A standard example is the base restriction functor $$K\text{-}\mathrm{Vect} \to K[x]\text{-}\mathrm{Mod}$$ along $$K[x] \to K, x \mapsto 0$$, where $$K$$ is a field. Then $$\mathrm{Ext}^1_{K}(K,K)=0$$ and $$\mathrm{Ext}^1_{K[x]}(K,K)=K$$.

I don't want to assume, that the inclusion preserves injectives or projectives. In this case any resolution in $$\mathcal A$$ computes the derived functor in $$\mathcal B$$ and the map is bijective.

The claim is false, when the functor $$\mathcal A \to \mathcal B$$ is faithful, but not full.

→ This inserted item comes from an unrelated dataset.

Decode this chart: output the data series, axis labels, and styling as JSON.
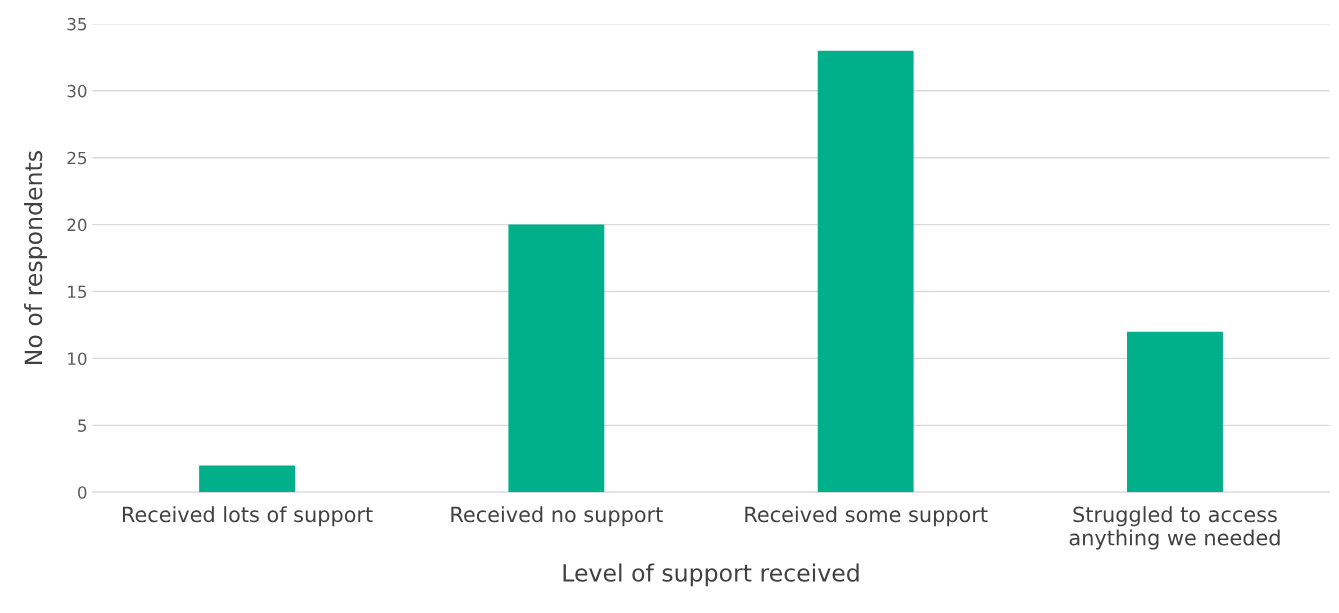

This question is related: Exact functor and relationship between Ext functors

I don't think the claim is correct: Consider e.g. a field $$k$$ and the full inclusion of $$k[x]/(x^2)\text{-mod}$$ into $$k[x]\text{-mod}$$. This cannot induce an injection on extension groups because $$k[x]/(x^2)$$ is of infinite global dimension, while $$k[x]$$ has global dimension $$1$$.
The problem with the attempt to reason in terms of Yoneda extensions is that $$\text{Ext}^k(X,Y)$$ are the connected components of the directed graph of length-$$k$$ extensions, and when considered in $${\mathscr B}$$ there may be paths between extensions living in $${\mathscr A}$$ which pass through intermediate extensions which are outside of $${\mathscr A}$$. This cannot happen for $$k=1$$ because of the Five lemma. So, broadly speaking the problem is simply that $$A\subset B$$ doesn't imply $$\pi_0(A)\subset\pi_0(B)$$.